挿話玖/嵐の妖精

麗羅れいら


炎の大陸にあったえんの国で生まれたが、幼少の頃の統一戦争時に家族を失って、炎の大陸を彷徨う事になる。


その最中に同じ境遇で炎の大陸を彷徨っていた凍浬とうりと出会って、その後、行動を共にする事となった。


そして炮炎ほうえんが暮らしていた村に流れ着いて、凍浬と共にその村で暮らしていく事になる。


炮炎自身も元々、流れ者だったからか、村に流れ着いた麗羅と凍浬を非常に可愛がった。


その後、麗羅は大人になるにつれて、大変に美しい女性へと成長していく。


そんな麗羅に恋心を抱く男性も大勢いたが、当の麗羅は炮炎に想いを寄せていた。


炮炎はそんな麗羅の想いを知っても、最初は余りまともには受け取らずにいたが、事ある毎に想いをぶつけてくる麗羅を放っておけなくなってきて、いつしか炮炎と麗羅は恋人関係となり、幸せな日々を過ごす事となる。

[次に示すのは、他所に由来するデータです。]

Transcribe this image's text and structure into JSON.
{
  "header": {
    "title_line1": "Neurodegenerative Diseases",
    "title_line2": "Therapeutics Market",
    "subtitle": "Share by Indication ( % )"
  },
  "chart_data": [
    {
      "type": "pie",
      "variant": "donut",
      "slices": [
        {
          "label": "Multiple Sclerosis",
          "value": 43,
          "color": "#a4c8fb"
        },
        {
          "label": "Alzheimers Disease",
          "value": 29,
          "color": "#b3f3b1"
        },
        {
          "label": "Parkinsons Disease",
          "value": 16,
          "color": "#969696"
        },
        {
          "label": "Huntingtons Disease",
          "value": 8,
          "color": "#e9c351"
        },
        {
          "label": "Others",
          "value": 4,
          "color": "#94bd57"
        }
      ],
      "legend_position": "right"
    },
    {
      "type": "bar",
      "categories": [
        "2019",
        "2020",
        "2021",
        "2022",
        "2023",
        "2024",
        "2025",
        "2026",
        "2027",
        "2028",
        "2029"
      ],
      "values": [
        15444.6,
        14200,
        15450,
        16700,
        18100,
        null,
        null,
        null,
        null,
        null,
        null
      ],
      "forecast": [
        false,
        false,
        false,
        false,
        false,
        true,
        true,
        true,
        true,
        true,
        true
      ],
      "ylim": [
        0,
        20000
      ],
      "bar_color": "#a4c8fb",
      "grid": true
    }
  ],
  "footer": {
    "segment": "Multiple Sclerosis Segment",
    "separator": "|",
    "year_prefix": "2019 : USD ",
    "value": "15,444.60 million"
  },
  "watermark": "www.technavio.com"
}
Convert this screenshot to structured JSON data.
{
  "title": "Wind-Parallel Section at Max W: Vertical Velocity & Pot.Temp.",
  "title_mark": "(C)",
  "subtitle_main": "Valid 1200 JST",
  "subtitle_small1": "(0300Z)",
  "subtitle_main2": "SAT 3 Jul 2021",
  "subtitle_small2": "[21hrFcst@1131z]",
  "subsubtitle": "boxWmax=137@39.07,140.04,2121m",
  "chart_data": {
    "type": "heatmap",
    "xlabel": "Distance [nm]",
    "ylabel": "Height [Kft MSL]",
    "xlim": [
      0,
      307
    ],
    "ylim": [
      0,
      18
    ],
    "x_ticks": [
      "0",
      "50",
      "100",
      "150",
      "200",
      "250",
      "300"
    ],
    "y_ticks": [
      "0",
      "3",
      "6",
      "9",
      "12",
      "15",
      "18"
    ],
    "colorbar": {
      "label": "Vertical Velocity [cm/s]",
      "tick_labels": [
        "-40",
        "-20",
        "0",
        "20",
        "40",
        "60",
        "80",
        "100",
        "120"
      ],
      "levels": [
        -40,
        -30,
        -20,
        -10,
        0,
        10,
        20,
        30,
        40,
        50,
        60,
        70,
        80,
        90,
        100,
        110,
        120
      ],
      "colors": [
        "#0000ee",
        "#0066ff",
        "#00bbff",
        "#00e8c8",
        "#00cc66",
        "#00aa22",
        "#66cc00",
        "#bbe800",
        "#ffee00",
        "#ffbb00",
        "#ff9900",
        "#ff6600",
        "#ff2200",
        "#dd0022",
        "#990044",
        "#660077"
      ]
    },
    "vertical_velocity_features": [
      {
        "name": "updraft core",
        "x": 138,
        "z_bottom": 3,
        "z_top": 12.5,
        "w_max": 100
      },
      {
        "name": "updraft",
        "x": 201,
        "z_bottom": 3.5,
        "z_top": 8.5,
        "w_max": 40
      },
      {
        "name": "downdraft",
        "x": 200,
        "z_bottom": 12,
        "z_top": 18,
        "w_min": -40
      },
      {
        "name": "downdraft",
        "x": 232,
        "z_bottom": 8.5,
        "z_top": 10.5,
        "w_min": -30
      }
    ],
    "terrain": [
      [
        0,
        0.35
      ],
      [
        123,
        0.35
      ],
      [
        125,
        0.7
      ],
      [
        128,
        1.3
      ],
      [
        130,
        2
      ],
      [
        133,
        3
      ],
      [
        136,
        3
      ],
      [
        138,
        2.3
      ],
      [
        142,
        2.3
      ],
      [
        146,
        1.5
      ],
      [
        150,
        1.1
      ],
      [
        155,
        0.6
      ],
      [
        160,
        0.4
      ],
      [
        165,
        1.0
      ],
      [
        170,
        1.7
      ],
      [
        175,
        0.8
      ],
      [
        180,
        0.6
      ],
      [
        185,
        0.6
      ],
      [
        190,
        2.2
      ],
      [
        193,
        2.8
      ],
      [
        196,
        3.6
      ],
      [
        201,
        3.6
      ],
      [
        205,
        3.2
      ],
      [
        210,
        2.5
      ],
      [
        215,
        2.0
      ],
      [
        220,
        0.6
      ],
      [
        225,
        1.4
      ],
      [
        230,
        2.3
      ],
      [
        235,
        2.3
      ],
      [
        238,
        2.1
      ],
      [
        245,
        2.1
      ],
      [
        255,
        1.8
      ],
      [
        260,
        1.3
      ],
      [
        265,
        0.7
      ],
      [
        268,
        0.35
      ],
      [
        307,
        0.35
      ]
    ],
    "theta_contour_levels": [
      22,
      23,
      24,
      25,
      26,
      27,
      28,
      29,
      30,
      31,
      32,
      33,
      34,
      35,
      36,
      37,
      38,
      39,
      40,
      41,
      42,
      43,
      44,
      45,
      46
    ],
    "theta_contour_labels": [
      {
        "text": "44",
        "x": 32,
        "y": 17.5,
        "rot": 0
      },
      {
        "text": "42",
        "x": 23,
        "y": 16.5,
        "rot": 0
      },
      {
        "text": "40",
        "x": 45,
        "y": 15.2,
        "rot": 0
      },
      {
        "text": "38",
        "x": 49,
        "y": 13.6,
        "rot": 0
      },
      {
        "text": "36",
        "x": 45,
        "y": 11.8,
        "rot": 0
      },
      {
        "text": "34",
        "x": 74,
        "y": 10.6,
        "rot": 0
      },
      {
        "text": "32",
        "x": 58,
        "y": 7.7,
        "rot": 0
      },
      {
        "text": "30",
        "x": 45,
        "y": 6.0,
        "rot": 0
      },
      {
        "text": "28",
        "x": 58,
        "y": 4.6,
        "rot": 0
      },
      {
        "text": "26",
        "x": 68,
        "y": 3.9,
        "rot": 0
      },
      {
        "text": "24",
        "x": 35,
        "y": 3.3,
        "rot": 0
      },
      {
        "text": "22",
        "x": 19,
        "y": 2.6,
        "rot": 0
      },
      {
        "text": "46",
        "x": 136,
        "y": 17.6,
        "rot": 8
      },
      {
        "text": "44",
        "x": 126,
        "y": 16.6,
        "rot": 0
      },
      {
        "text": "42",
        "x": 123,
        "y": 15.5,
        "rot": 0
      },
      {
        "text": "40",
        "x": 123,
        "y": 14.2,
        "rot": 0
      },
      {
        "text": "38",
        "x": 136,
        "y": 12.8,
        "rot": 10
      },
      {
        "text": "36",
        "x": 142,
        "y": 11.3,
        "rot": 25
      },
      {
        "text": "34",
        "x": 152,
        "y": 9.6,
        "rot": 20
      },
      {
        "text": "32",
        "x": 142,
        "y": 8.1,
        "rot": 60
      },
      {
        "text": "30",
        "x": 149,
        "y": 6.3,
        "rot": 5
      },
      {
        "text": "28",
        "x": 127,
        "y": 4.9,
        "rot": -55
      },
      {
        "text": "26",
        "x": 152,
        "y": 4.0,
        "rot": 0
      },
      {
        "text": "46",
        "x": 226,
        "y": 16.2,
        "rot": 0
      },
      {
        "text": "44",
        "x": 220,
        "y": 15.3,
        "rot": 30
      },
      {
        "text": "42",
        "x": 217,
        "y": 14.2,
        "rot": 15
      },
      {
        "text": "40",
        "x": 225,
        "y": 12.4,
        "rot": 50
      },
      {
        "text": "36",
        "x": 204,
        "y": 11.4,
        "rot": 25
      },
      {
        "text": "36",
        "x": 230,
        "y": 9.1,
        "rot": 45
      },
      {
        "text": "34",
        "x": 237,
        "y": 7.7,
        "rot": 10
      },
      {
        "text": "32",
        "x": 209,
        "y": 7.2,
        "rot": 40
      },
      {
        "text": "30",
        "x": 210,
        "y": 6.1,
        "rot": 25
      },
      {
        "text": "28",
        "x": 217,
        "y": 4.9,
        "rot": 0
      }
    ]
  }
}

しかし、その幸せな日々もそう長くは続かずに、統一戦争後の露衣土ろいどの政策に対して炮炎が反乱軍を立ち上げる事になり、麗羅も凍浬と共にその反乱軍に加わる事となった。


その後、麗羅は炮炎を失う事になるが、その直後から反乱軍に加わる事になった炮炎の弟で炮炎と面影の似ている燿炎ようえんに想いを寄せる様になる。


しかし燿炎はそれに気付いても、知らぬ振りをし続けているのであった。


反乱軍のリーダーとして炮炎の遺志を継ぐ事は納得が出来ても、麗羅の恋人として炮炎の代わりを務める気にはなれなかったからである。


麗羅はそんな燿炎を根性無し、と思ったりもしていたが、炮炎の面影が強い燿炎に想いを寄せずにはいられなかった。


因みに麗羅は風の精霊の守護を受けており、攻撃魔法はさほど得意ではないのだが、サポート魔法に関しては非凡なところがあって、精霊の星の中で他に対抗出来る者は居ないと言っていい程の実力者へと成長していく。


そんな麗羅の存在は反乱軍の中で日に日に大きくなっていった。


炮炎が反乱軍を率いていた頃、反乱軍は麗羅の成長と共に露衣土帝国軍と互角以上の戦いも出来る様になっていく。


攻撃面では炮炎と凍浬の魔法が中心ではあった。


しかし攻撃魔法だけで戦うと、悪戯に犠牲者を増やすだけになってしまう。


犠牲者を減らして戦いを有利に進める為にも、麗羅の魔法が大変に役立った。


麗羅の魔法があったおかげで、反乱軍は露衣土帝国軍に屈する事なく、此処まで戦いを続ける事が出来たと言っても過言ではない。


そして麗羅は燿炎が反乱軍のリーダーになってからも、燿炎をよくサポートしている。


炎の魔法と風の魔法は非常に相性が良かったので、使い方次第で何倍にも魔法の効果を上げる事が出来た。


すでに麗羅は反乱軍の中で欠かせない存在になっていたのである。


更に麗羅は非常に美しい容姿をしていたのだが、非常に我が儘な性格で怒ると手がつけられない様なところもあって、一部の間では『嵐の妖精』と畏れられてもいた。


しかし当の麗羅はそう称される事を快くは思っていなかった様である。


その様な事もあってか、本人を目の前にして、そう呼べる程、勇気のある者は居なかった。